Die inhaltlichen Richtlinien zur Gestaltung des Alltags sollen den Eltern Informationen darüber geben, in welcher Art und Weise in den „alltäglichen Dingen“ des Lebens Kinder unterstützt und entlastet werden können. Die im Folgenden genannten inhaltlichen Empfehlungen können als beispielhaft verstanden werden. Im Hinblick auf die Gestaltung des familiären Alltags, ist es für Eltern wichtig zu wissen, dass es für ihre Kinder unterstützend sein kann, wenn

* sie sich über die Besuchskontakte und wichtige Feste im Leben der Kinder einig sind,
* Eltern je nach Möglichkeit Schulfeste, Sport- und Freizeitaktivitäten der Kinder auch fallweise gemeinsam besuchen,
* Möglichkeiten zur spontanen Kontaktaufnahme „auf dem kurzen Weg“ (Telefon etc.) bestehen,
* sie sich für wichtige Belange des Kindes (bspw.

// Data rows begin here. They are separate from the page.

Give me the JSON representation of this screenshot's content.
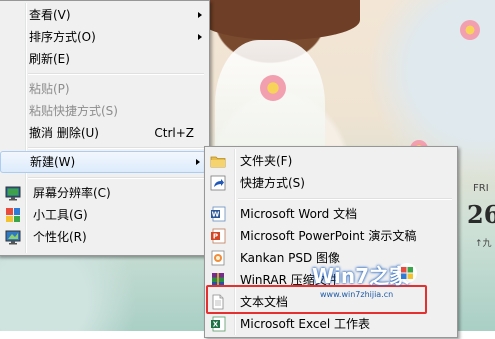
{
  "context_menu": {
    "items": [
      {
        "label": "查看(V)",
        "has_submenu": true
      },
      {
        "label": "排序方式(O)",
        "has_submenu": true
      },
      {
        "label": "刷新(E)"
      },
      {
        "label": "粘贴(P)",
        "disabled": true
      },
      {
        "label": "粘贴快捷方式(S)",
        "disabled": true
      },
      {
        "label": "撤消 删除(U)",
        "shortcut": "Ctrl+Z"
      },
      {
        "label": "新建(W)",
        "has_submenu": true,
        "highlighted": true
      },
      {
        "label": "屏幕分辨率(C)",
        "icon": "display-icon"
      },
      {
        "label": "小工具(G)",
        "icon": "gadgets-icon"
      },
      {
        "label": "个性化(R)",
        "icon": "personalize-icon"
      }
    ]
  },
  "new_submenu": {
    "items": [
      {
        "label": "文件夹(F)",
        "icon": "folder-icon"
      },
      {
        "label": "快捷方式(S)",
        "icon": "shortcut-icon"
      },
      {
        "label": "Microsoft Word 文档",
        "icon": "word-doc-icon"
      },
      {
        "label": "Microsoft PowerPoint 演示文稿",
        "icon": "powerpoint-icon"
      },
      {
        "label": "Kankan PSD 图像",
        "icon": "psd-image-icon"
      },
      {
        "label": "WinRAR 压缩文件",
        "icon": "winrar-icon"
      },
      {
        "label": "文本文档",
        "icon": "text-document-icon",
        "highlighted": true
      },
      {
        "label": "Microsoft Excel 工作表",
        "icon": "excel-icon"
      }
    ]
  },
  "gadget": {
    "day": "FRI",
    "date": "26",
    "sub": "↑九"
  },
  "watermark": {
    "text": "Win7之家",
    "url": "www.win7zhijia.cn"
  },
  "colors": {
    "highlight_border": "#e53030",
    "menu_bg": "#f0f0f0"
  }
}
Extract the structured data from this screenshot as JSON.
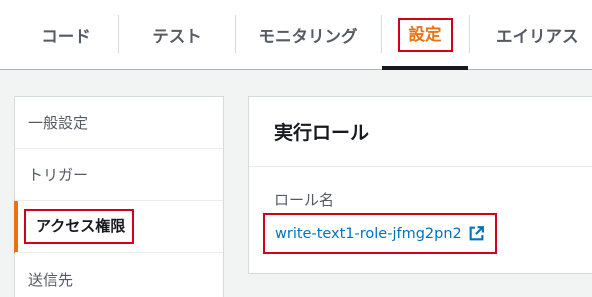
{
  "tabs": [
    {
      "label": "コード"
    },
    {
      "label": "テスト"
    },
    {
      "label": "モニタリング"
    },
    {
      "label": "設定"
    },
    {
      "label": "エイリアス"
    }
  ],
  "active_tab": "設定",
  "sidenav": {
    "items": [
      {
        "label": "一般設定"
      },
      {
        "label": "トリガー"
      },
      {
        "label": "アクセス権限"
      },
      {
        "label": "送信先"
      }
    ],
    "active": "アクセス権限"
  },
  "execution_role": {
    "title": "実行ロール",
    "role_name_label": "ロール名",
    "role_name": "write-text1-role-jfmg2pn2",
    "link_icon": "external-link-icon"
  },
  "colors": {
    "accent_orange": "#ec7211",
    "link_blue": "#0073bb",
    "highlight_red": "#d0021b"
  }
}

Haustiere) gemeinsam engagieren und dem Kind auch auf diese Weise vermitteln, dass es ihnen wichtig ist,
* Kinder (egal welchen Alters) auch bei jedem Elternteil „Übergangsobjekte“ haben, also Dinge, die – weil sie für die Kinder von emotionaler Bedeutung sind oder den abwesenden Elternteil symbolisieren (z.B. Fotos) – als „Brückenbauer“ fungieren (zwischen den zwei verschiedenen Wohnorten) sowie
* akzeptiert wird, dass es für Kinder wichtig ist, bei Mama und Papa „zu Hause zu sein“ und die Wohnsituationen der Kinder danach ausgerichtet sind.